“Are you ready for some Tim Tebow? You better be, because he’s coming to your town and he wants to party down.”
Those are some of the lamest words written about the quarterback in a weekend full of lame words.
The person who began his story on that particular CBS web site is identified as a “senior blogger,” which of course makes one wonder how bad a junior blogger’s writing is.
But the fun thing about the Tebow thing is where it’s happening.
‘Changed Forever’ … or not?
“9/11 changed NY sports forever,” reads a headline over a story written on the 10th anniversary of that event by Mike Lopresti of the Gannett News Service.
And of course, that awful day has impacted NYC and its athletes and coaches in ways we could never understand without experiencing it.
New York Giants owner John Mara sat in his office that Tuesday morning, with a friend who spent most of his days working at the WorldTradeCenter. That man was on his way to a meeting when the first plane hit, so he went to the stadium where the Jets and Giants play. The flames and smoke from the towers 14 miles away were clearly visible from the top of the stadium. Mara’s friend watched the towers collapse, knowing that most of his colleagues had just died in front of his eyes.
Current Giants Coach Tom Coughlin had a son working in the second of the TwinTowersto be hit by a jet that day. Tim Coughlin and others decided to evacuate, but a security guard met them on the 44th floor and told them to go back to their offices. Tim called his father, who told him to get out immediately. Five minutes later, the second jet hit Tim’s tower.
That kind of stuff changes a person, and a city, forever.
However: Before 9/11 the NY Giants and the NY Jets would get into fights during their regular season games. After 9/11, they got into a fight in pre-season games.
Before 9/11, the Giants and Jets would trash each other. In the post-9/11 world, they trashed their own teammates.
I have also noted in previous stories about 9/11 that murders actually went up in NYC in 2002, and for several years afterwards.
While I generally try not to criticize the way any person or group handles grief and tragedy, it would seem to me that increasing the number of New Yorkers killed by New Yorkers would not be the best way to handle one’s feelings.

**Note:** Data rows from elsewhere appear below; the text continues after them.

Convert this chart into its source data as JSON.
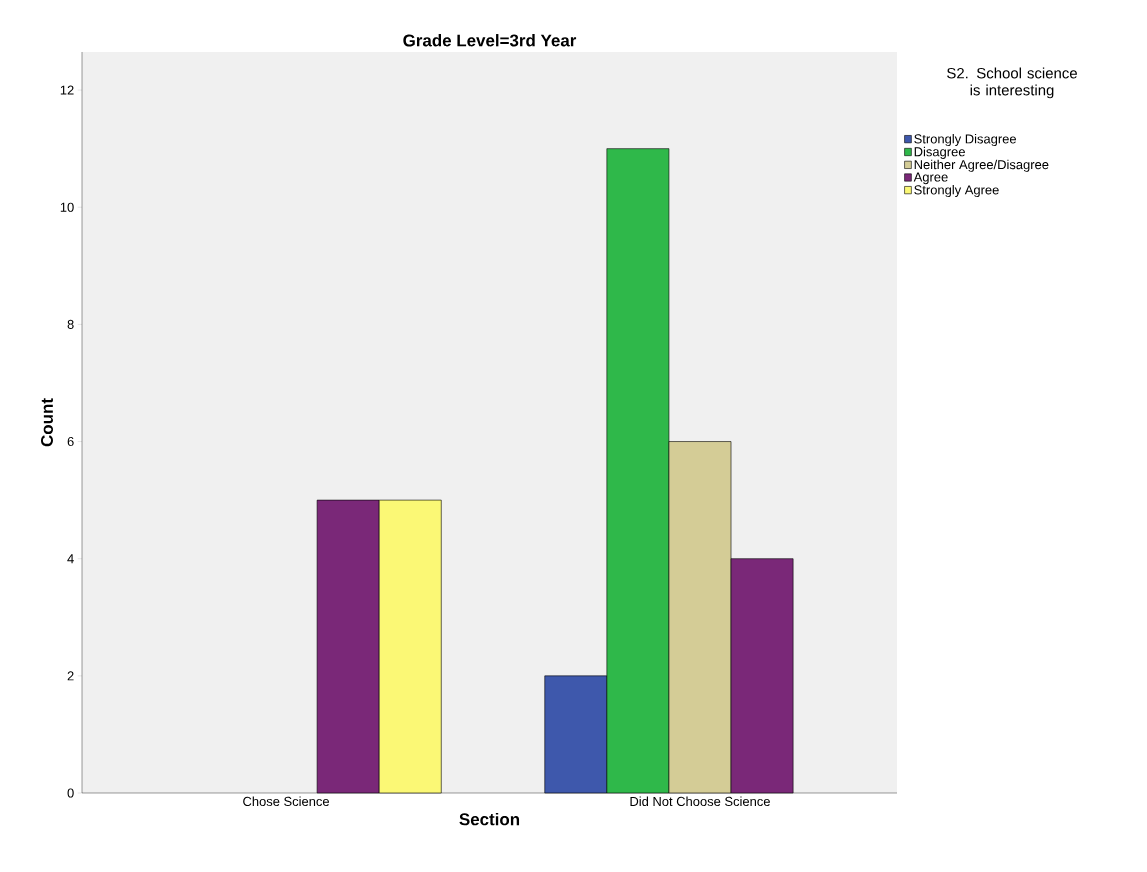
{
  "chart_data": {
    "type": "bar",
    "title": "Grade Level=3rd Year",
    "xlabel": "Section",
    "ylabel": "Count",
    "legend_title": "S2. School science is interesting",
    "categories": [
      "Chose Science",
      "Did Not Choose Science"
    ],
    "series": [
      {
        "name": "Strongly Disagree",
        "color": "#3e58ac",
        "values": [
          null,
          2
        ]
      },
      {
        "name": "Disagree",
        "color": "#2fb84a",
        "values": [
          null,
          11
        ]
      },
      {
        "name": "Neither Agree/Disagree",
        "color": "#d4cc96",
        "values": [
          null,
          6
        ]
      },
      {
        "name": "Agree",
        "color": "#7a2878",
        "values": [
          5,
          4
        ]
      },
      {
        "name": "Strongly Agree",
        "color": "#fbf875",
        "values": [
          5,
          null
        ]
      }
    ],
    "ylim": [
      0,
      12.65
    ],
    "yticks": [
      0,
      2,
      4,
      6,
      8,
      10,
      12
    ],
    "grid": false,
    "legend": "right"
  }
}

NYC, to an outsider, appears in many ways to be way more crazy than before the event that we thought would lead to a more mellow, thoughtful, united city.
And into the craziness comes: Tim Tebow.
The city that has already been plagued by “Linsanity” headlines for weeks has now been besieged by what unimaginative copy editors are calling “Timsanity.”
More than 200 reporters showed up at Tebow’s first Jets press conference (yes, I am trying to guess which 200 publications sent someone).
I hope that wherever Osama bin Laden is receiving his eternal reward of living with 72 versions of how his young wife could not protect him from the soldiers he once called “Paper Tigers,” he gets to see for just a moment New York the way it is now.
It would be fun to watch him see that the city he targeted twice continues to be – in its own strange way and with horrifyingly lame headlines – the sassy, trash-talking success it was before anyone knew bin Laden’s name.
He thought he was bringing the city to its knees; he never imagined New York Tebowing.